Modesty is silent for a moment. "Then it has to do with her. The girl you've been singing about all these years."
Severus turn back from the window but doesn't answer her.
"It's Lily Potter, isn't it?" Modesty asks.
"Don't call her by his name," Severus snaps.
For a moment, the room is so quiet that he can hear the man in the office next door coughing.
"That was a 'yes,' then, I take it," Modesty says.
Severus stays silent. He won't confirm it. Not even to Modesty.

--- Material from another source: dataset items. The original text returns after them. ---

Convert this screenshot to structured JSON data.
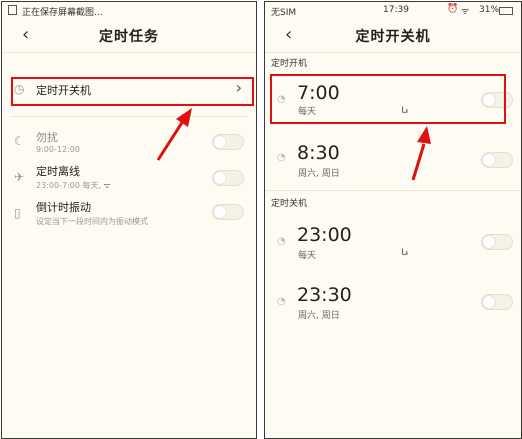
{
  "left": {
    "status": {
      "text": "正在保存屏幕截图..."
    },
    "header": {
      "back": "‹",
      "title": "定时任务"
    },
    "items": [
      {
        "title": "定时开关机",
        "chevron": "›",
        "icon": "clock-icon"
      },
      {
        "title": "勿扰",
        "sub": "9:00-12:00",
        "icon": "moon-icon"
      },
      {
        "title": "定时离线",
        "sub": "23:00-7:00 每天, ",
        "icon": "airplane-icon"
      },
      {
        "title": "倒计时振动",
        "sub": "设定当下一段时间内为振动模式",
        "icon": "phone-vibrate-icon"
      }
    ]
  },
  "right": {
    "status": {
      "carrier": "无SIM",
      "time": "17:39",
      "battery": "31%"
    },
    "header": {
      "back": "‹",
      "title": "定时开关机"
    },
    "sections": [
      {
        "label": "定时开机",
        "alarms": [
          {
            "time": "7:00",
            "days": "每天"
          },
          {
            "time": "8:30",
            "days": "周六, 周日"
          }
        ]
      },
      {
        "label": "定时关机",
        "alarms": [
          {
            "time": "23:00",
            "days": "每天"
          },
          {
            "time": "23:30",
            "days": "周六, 周日"
          }
        ]
      }
    ]
  },
  "colors": {
    "highlight": "#e01010",
    "background": "#fdfbf2"
  }
}
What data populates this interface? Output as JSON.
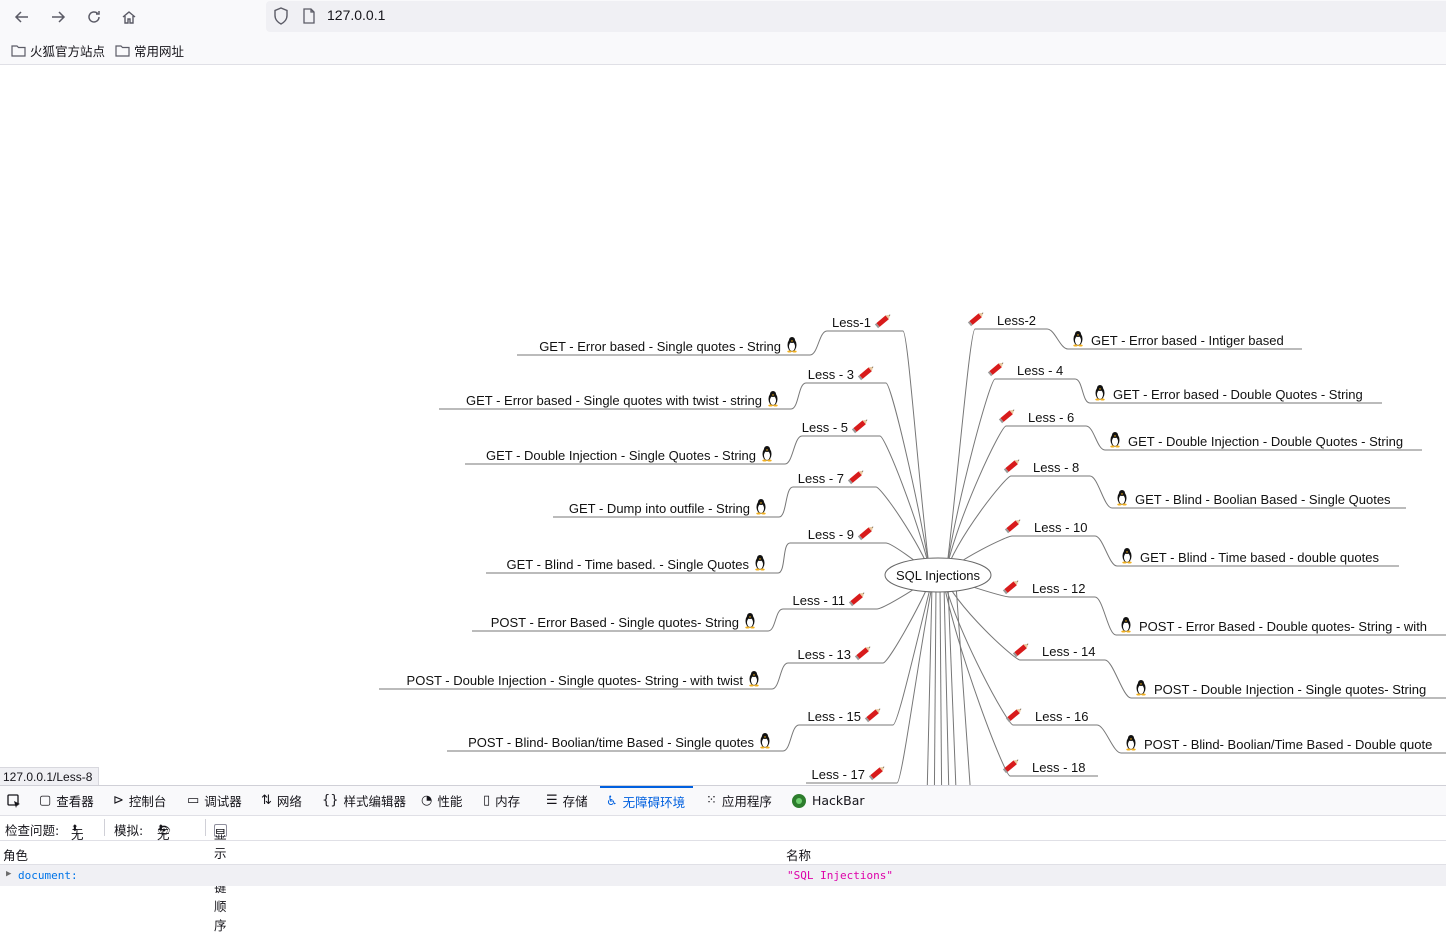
{
  "browser": {
    "url": "127.0.0.1",
    "bookmarks": [
      "火狐官方站点",
      "常用网址"
    ],
    "status_url": "127.0.0.1/Less-8"
  },
  "mindmap": {
    "center": "SQL Injections",
    "left": [
      {
        "less": "Less-1",
        "desc": "GET - Error based - Single quotes - String"
      },
      {
        "less": "Less - 3",
        "desc": "GET - Error based - Single quotes with twist - string"
      },
      {
        "less": "Less - 5",
        "desc": "GET - Double Injection - Single Quotes - String"
      },
      {
        "less": "Less - 7",
        "desc": "GET - Dump into outfile - String"
      },
      {
        "less": "Less - 9",
        "desc": "GET - Blind - Time based. -  Single Quotes"
      },
      {
        "less": "Less - 11",
        "desc": "POST - Error Based - Single quotes- String"
      },
      {
        "less": "Less - 13",
        "desc": "POST - Double Injection - Single quotes- String - with twist"
      },
      {
        "less": "Less - 15",
        "desc": "POST - Blind- Boolian/time Based - Single quotes"
      },
      {
        "less": "Less - 17",
        "desc": ""
      }
    ],
    "right": [
      {
        "less": "Less-2",
        "desc": "GET - Error based - Intiger based"
      },
      {
        "less": "Less - 4",
        "desc": "GET - Error based - Double Quotes - String"
      },
      {
        "less": "Less - 6",
        "desc": "GET - Double Injection - Double Quotes - String"
      },
      {
        "less": "Less - 8",
        "desc": "GET - Blind - Boolian Based - Single Quotes"
      },
      {
        "less": "Less - 10",
        "desc": "GET - Blind - Time based - double quotes"
      },
      {
        "less": "Less - 12",
        "desc": "POST - Error Based - Double quotes- String - with"
      },
      {
        "less": "Less - 14",
        "desc": "POST - Double Injection - Single quotes- String"
      },
      {
        "less": "Less - 16",
        "desc": "POST - Blind- Boolian/Time Based - Double quote"
      },
      {
        "less": "Less - 18",
        "desc": ""
      }
    ]
  },
  "devtools": {
    "tabs": [
      "查看器",
      "控制台",
      "调试器",
      "网络",
      "样式编辑器",
      "性能",
      "内存",
      "存储",
      "无障碍环境",
      "应用程序",
      "HackBar"
    ],
    "active_tab": "无障碍环境",
    "toolbar": {
      "check_label": "检查问题:",
      "check_value": "无",
      "simulate_label": "模拟:",
      "simulate_value": "无",
      "tab_order_label": "显示 Tab 键顺序"
    },
    "columns": {
      "role": "角色",
      "name": "名称"
    },
    "row": {
      "role": "document:",
      "name": "\"SQL Injections\""
    }
  },
  "colors": {
    "accent": "#0060df",
    "role_blue": "#0074e8",
    "name_pink": "#dd00a9"
  }
}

"This is insane," Modesty says again. "She's dead. It's one thing to use her as some kind of muse, but it's entirely another to throw your whole life away on her. You can't impress her, you can't make her happy, and you certainly can't still win her away from him. All you can do is get over her. The way she obviously got over you."
Severus has his wand out and aimed her in an instant, but the curse is only half-formed in his thoughts when his wand arcs across the office to her hand.
"I wouldn't," Modesty says quietly, offering it back to him. "You won't win."
Severus takes his wand and turns for the door.
"Don't do this, Severus," she says. It might be the first time she's ever called him by just his first name. "Please."
"Don't worry. I'm sure you'll find someone else whose talents you can live off of."
"And what do you want me to do with the album?"
"Do whatever you like with it. Good-bye, Modesty Moss."
14 August 1990
The night before he leaves for Hogwarts, Severus walks into York. He turns down side streets, wandering until he finds the kind of shop he's looking for.
The Muggle shopkeeper looks like she's getting ready to close up, but she's polite enough when Severus sets the guitar case on the counter and says he'd like to sell it.
She opens the case, and her eyes widen a bit. "I've never seen a guitar this color before. Where'd you get it?"
"I found it in my father's flat when he died. I don't play the guitar, so I don't need it."
She lifts it from the case and examines it. Severus knows enough about Muggle money to know that the first offer is insultingly low, that's she's expecting him to come back with one that's ridiculously high, and then they'll haggle to a point in the middle.
Instead, he simply agrees, thanks her, and walks out of the shop.